Das Problem bei diesem Gesetz ist allein ein Umstand, der es insgesamt als ein weiches Rechtskonstrukt kenntlich macht: Wertlos für die echten Fälle von sexuellem Missbrauch, kostbar aber für jene, die ohnehin die sexuelle Liberalisierung seit Mitte der Sechzigerjahre rückgängig machen möchten. Denn: Wann fängt eine Verführung an, der erotischen Anbahnung nützlich zu sein - wann ist sie ein Akt der sexuellen Gewalt? Macht sich ein Teenager strafbar - gleich ob weiblich oder männlich -, wenn er oder sie nackte Tatsachen per SMS verschickt: Wenn sie zum Beispiel nur dem "Vorglühen" (umgangssprachlich für "antörnen", real: in eine sexuell gewogene Stimmung bringen) vor dem realen Treffen dienen?
Und muss sich nicht auch eine Justizministerium fragen, dass es ein Gesetz vorbereitet, das der "moralischen Kolonisierung" dienlich ist, wie es die Deutsche Gesellschaft für Sexualforschung befürchtet, also einer Renaissance von Werten, die alles Sexuelle wie Schmutz und Schund scheinen lässt?
Tatsächlich muss diese strafrechtliche Neubestimmung auch deshalb wundern, weil mit ihr die Wiederverhüllung aller jugendlichen Körper begründet werden kann - im Grunde also die Burkaisierung der sittlichen Standards. Mit den neuen Paragrafen könnte jede Werbung, die sich mehr oder weniger entblößter (meist kaum volljähriger) Körper bedient, verboten werden. Das Signal wäre: Deinen Körper entweihst du, gehst du mit ihm als Reklame deiner selbst spazieren - jeder Quadratzentimeter versteckter Haut käme damit, dem Sinn nach, einem stabilen Wall gegen sexuellen Missbrauch gleich.
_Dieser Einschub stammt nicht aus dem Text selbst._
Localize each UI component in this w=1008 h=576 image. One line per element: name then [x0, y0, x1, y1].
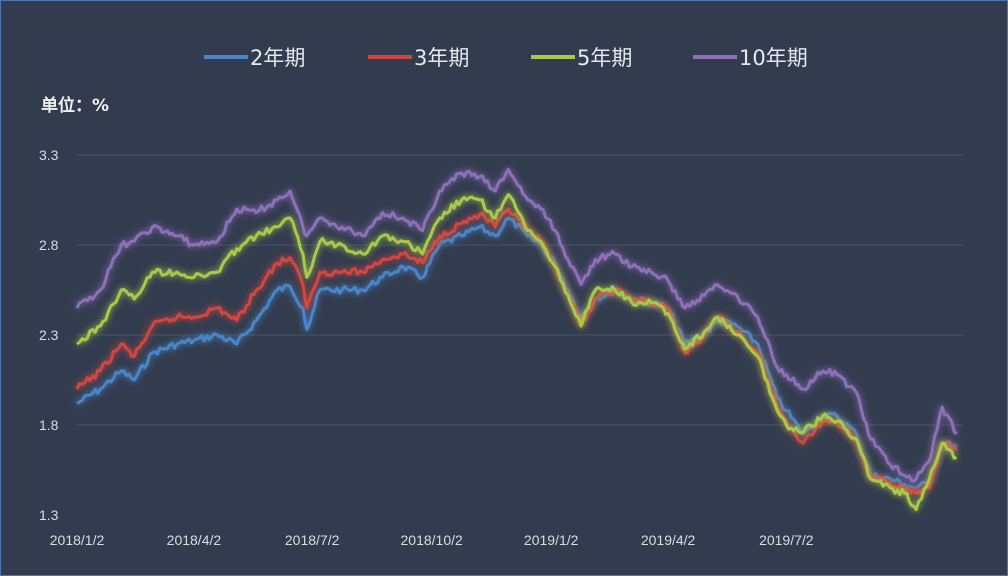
legend-label: 2年期	[250, 46, 305, 70]
unit-label: 单位：%	[41, 95, 109, 116]
series-line	[75, 167, 958, 483]
x-tick-label: 2019/7/2	[759, 532, 814, 548]
x-tick-label: 2018/1/2	[50, 532, 105, 548]
y-tick-label: 1.3	[39, 507, 59, 523]
y-tick-label: 3.3	[39, 147, 59, 163]
series-lines	[75, 167, 958, 512]
y-tick-label: 2.8	[39, 237, 59, 253]
x-tick-label: 2018/4/2	[167, 532, 222, 548]
legend-label: 5年期	[577, 46, 632, 70]
gridlines	[77, 154, 963, 426]
x-tick-label: 2019/4/2	[641, 532, 696, 548]
x-tick-label: 2018/10/2	[401, 532, 463, 548]
x-axis-ticks: 2018/1/2 2018/4/2 2018/7/2 2018/10/2 2019/1/…	[50, 532, 814, 548]
series-line	[76, 216, 958, 490]
y-tick-label: 2.3	[39, 327, 59, 343]
y-tick-label: 1.8	[39, 417, 59, 433]
series-line	[76, 193, 957, 512]
legend-label: 3年期	[414, 46, 469, 70]
x-tick-label: 2019/1/2	[524, 532, 579, 548]
x-tick-label: 2018/7/2	[285, 532, 340, 548]
legend-label: 10年期	[739, 46, 808, 70]
legend: 2年期 3年期 5年期 10年期	[204, 46, 808, 70]
series-line	[75, 207, 958, 496]
y-axis-ticks: 1.3 1.8 2.3 2.8 3.3	[39, 147, 59, 523]
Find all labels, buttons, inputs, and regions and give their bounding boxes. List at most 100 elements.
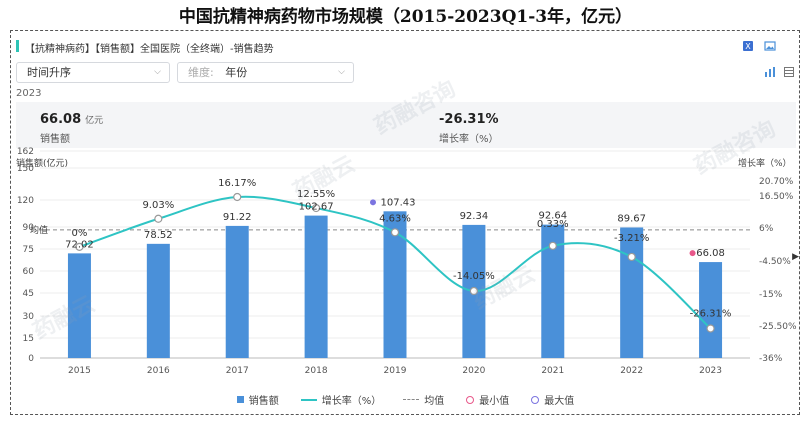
left-tick-label: 150 — [17, 164, 34, 174]
bar-2016 — [146, 243, 170, 358]
growth-value-label: 0.33% — [537, 219, 569, 230]
growth-label: 增长率（%） — [439, 134, 499, 145]
summary-year: 2023 — [16, 88, 42, 99]
right-tick-label: -4.50% — [759, 257, 791, 267]
x-tick-label: 2023 — [699, 366, 722, 376]
growth-point-2022 — [627, 252, 636, 262]
bar-value-label: 66.08 — [696, 248, 725, 259]
growth-value-label: -3.21% — [614, 233, 649, 244]
chevron-down-icon: ⌵ — [154, 67, 161, 77]
legend-label: 最小值 — [479, 396, 510, 407]
growth-point-2017 — [233, 192, 242, 202]
excel-export-icon[interactable]: X — [742, 40, 754, 52]
x-tick-label: 2016 — [147, 366, 170, 376]
page-title: 中国抗精神病药物市场规模（2015-2023Q1-3年，亿元） — [178, 7, 633, 27]
growth-value: -26.31% — [439, 112, 499, 127]
right-axis-title: 增长率（%） — [738, 159, 792, 169]
sort-order-value: 时间升序 — [27, 66, 71, 79]
dimension-select[interactable]: 维度: 年份 ⌵ — [177, 62, 354, 83]
bar-2022 — [620, 227, 644, 358]
legend-line-swatch — [300, 398, 317, 401]
growth-value-label: 16.17% — [218, 178, 256, 189]
legend-dash-swatch — [403, 399, 420, 400]
min-value-marker — [689, 250, 696, 257]
growth-point-2016 — [154, 214, 163, 223]
x-tick-label: 2015 — [68, 366, 91, 376]
left-tick-label: 30 — [23, 312, 35, 322]
legend-bar-swatch — [236, 396, 244, 403]
x-tick-label: 2020 — [462, 366, 485, 376]
legend-item-growth[interactable]: 增长率（%） — [300, 392, 382, 407]
left-tick-label: 60 — [23, 267, 35, 277]
legend-label: 销售额 — [248, 396, 279, 407]
bar-value-label: 91.22 — [223, 212, 252, 223]
left-tick-label: 0 — [28, 354, 34, 364]
summary-panel: 66.08 亿元 销售额 -26.31% 增长率（%） — [16, 102, 796, 148]
legend-item-sales[interactable]: 销售额 — [236, 392, 279, 407]
legend-label: 增长率（%） — [321, 396, 382, 407]
left-axis-title: 销售额(亿元) — [16, 159, 69, 169]
bar-value-label: 72.02 — [65, 239, 94, 250]
x-tick-label: 2018 — [305, 366, 328, 376]
legend-label: 最大值 — [544, 396, 575, 407]
bar-chart-icon[interactable] — [764, 66, 776, 78]
right-tick-label: 20.70% — [759, 177, 794, 187]
chart-frame — [10, 30, 800, 415]
left-tick-label: 90 — [23, 223, 35, 233]
x-tick-label: 2017 — [226, 366, 249, 376]
growth-value-label: 12.55% — [297, 189, 335, 200]
legend-label: 均值 — [424, 396, 445, 407]
right-tick-label: -15% — [759, 290, 783, 300]
max-value-marker — [370, 199, 376, 206]
right-tick-label: -25.50% — [759, 322, 797, 332]
left-tick-label: 75 — [23, 245, 34, 255]
chevron-down-icon: ⌵ — [338, 67, 345, 77]
bar-2017 — [225, 225, 249, 358]
left-tick-label: 45 — [23, 289, 34, 299]
growth-value-label: 4.63% — [379, 213, 411, 224]
panel-title: 【抗精神病药】【销售额】全国医院（全终端）-销售趋势 — [25, 44, 274, 55]
dimension-value: 年份 — [225, 66, 248, 79]
growth-point-2018 — [312, 203, 321, 213]
right-tick-label: 16.50% — [759, 192, 794, 202]
dimension-prefix: 维度: — [188, 66, 214, 79]
growth-value-label: 9.03% — [142, 200, 174, 211]
growth-value-label: -14.05% — [453, 271, 495, 282]
bar-value-label: 89.67 — [617, 213, 646, 224]
expand-arrow-icon[interactable]: ▶ — [792, 252, 799, 262]
left-tick-label: 162 — [17, 147, 34, 157]
bar-value-label: 102.67 — [299, 202, 334, 213]
bar-2023 — [699, 262, 723, 358]
sales-number: 66.08 — [40, 112, 82, 127]
x-tick-label: 2019 — [384, 366, 407, 376]
right-tick-label: 6% — [759, 224, 774, 234]
bar-2015 — [67, 253, 91, 358]
panel-accent-bar — [16, 40, 19, 52]
legend-max-swatch — [531, 395, 540, 404]
sales-unit: 亿元 — [85, 116, 104, 126]
bar-value-label: 107.43 — [381, 197, 416, 208]
sort-order-select[interactable]: 时间升序 ⌵ — [16, 62, 170, 83]
growth-rate-line — [79, 195, 712, 330]
bar-value-label: 92.34 — [460, 211, 489, 222]
legend-item-min[interactable]: 最小值 — [466, 392, 509, 407]
bar-value-label: 92.64 — [538, 211, 567, 222]
image-export-icon[interactable] — [764, 40, 776, 52]
legend-item-average[interactable]: 均值 — [403, 392, 444, 407]
bar-2018 — [304, 215, 328, 358]
sales-value: 66.08 亿元 — [40, 112, 103, 127]
average-label: 均值 — [30, 224, 48, 236]
right-tick-label: -36% — [759, 354, 783, 364]
bar-value-label: 78.52 — [144, 230, 173, 241]
svg-text:X: X — [745, 42, 751, 51]
legend-min-swatch — [466, 395, 475, 404]
growth-point-2023 — [706, 324, 715, 333]
table-view-icon[interactable] — [783, 66, 795, 78]
sales-label: 销售额 — [40, 134, 70, 145]
left-tick-label: 15 — [23, 334, 34, 344]
growth-point-2015 — [75, 242, 84, 251]
x-tick-label: 2021 — [541, 366, 564, 376]
legend-item-max[interactable]: 最大值 — [531, 392, 574, 407]
bar-2021 — [541, 224, 565, 358]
Selbstverständlich wäre dies ein Kampf gegen Moden und Sitten, die sexueller, unter Jugendlichen vor allem, kaum sein könnten. Mädchen und Jungen, kaum geschlechtsreif, die sich wie Sexmodels inszenieren; Jugendliche, die sich gegenseitig zu imponieren suchen, indem sie Gleichaltrigen mannigfaltige Sexualaktivitäten (allermeist) vorlügen. Andererseits sind es gerade christliche Kreise, die in den vergangenen Jahren sich angetrieben fühlen, für eine neue Enthaltsamkeit zu werben - sie nennen es "Werte", für die in Sonderheit der katholische Klerus sich zuständig fühlt.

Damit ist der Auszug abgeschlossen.